Image watermarking for Machine Learning datasets

Using SVD based image watermarking techniques to watermark numerical ML datasets

More Info


The media watermarking technique domain has had the last 30 years to develop itself. The non-media side, however, is a way newer sub-domain. [1] The data-gathering process for machine learning algorithms is a tedious and time consuming task. This becomes worse as the scale of these algorithms increases. Thus, protecting the datasets against illegal use or sale and proving they are intellectual property is useful. In this paper, we answer the question: How can image watermarking techniques be applied to classification algorithm datasets, without degrading the dataset's quality?

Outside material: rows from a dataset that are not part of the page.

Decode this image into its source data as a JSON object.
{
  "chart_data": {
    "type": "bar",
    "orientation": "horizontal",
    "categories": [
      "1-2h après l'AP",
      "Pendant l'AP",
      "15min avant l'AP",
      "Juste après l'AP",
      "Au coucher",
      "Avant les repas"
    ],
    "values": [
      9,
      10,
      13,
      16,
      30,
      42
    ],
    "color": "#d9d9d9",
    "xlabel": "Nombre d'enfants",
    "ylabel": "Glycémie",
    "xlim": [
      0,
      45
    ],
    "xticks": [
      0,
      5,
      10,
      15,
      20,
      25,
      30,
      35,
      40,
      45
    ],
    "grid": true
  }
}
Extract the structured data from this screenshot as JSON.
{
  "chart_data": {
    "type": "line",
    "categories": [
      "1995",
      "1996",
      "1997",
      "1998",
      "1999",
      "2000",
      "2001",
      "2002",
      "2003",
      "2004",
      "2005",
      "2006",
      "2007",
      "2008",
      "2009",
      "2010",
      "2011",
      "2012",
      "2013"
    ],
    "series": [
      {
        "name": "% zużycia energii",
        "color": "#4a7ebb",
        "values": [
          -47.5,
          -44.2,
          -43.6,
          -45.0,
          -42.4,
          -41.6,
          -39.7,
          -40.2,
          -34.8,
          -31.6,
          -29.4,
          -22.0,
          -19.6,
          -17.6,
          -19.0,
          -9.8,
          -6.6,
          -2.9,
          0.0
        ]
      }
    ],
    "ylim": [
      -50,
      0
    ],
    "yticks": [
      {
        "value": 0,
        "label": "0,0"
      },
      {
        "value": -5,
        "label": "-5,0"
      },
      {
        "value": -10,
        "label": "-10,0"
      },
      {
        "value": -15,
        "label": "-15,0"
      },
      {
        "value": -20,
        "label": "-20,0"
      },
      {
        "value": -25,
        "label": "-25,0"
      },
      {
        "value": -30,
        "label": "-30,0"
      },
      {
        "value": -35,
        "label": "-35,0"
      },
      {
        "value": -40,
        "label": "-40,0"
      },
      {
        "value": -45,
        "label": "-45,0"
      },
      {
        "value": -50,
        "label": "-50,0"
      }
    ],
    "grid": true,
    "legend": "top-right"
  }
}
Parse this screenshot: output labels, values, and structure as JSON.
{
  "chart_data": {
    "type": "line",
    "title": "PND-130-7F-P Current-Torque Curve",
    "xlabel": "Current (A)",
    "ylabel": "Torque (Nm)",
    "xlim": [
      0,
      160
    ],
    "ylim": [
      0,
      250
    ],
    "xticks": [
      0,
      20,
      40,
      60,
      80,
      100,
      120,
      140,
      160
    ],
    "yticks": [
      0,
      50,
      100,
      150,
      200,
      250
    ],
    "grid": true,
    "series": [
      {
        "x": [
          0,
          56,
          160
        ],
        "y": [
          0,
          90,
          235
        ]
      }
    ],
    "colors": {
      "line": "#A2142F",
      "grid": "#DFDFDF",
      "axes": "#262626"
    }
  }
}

Algorithms that use the Singular Value Decomposition (SVD) of the data are often the basis of other matrix decomposition based Image watermarking techniques. Thus if an SVD based algorithm can be applied to a machine learning dataset then the other matrix decomposition based algorithms can also be applied. This implies that a large part of the much older media targeted watermarking techniques can be applied to the non-media datasets. In this paper we apply the watermarking technique described in [2] to a machine learning dataset. This watermark provides decent imperceptibility and robustness against update, zero-out and insertion attacks but it's held back by its lackluster robustness against deletion attacks. That said, we proved that when an image watermark is found that is impervious against deletion attacks, it can be applied to the machine learning datasets.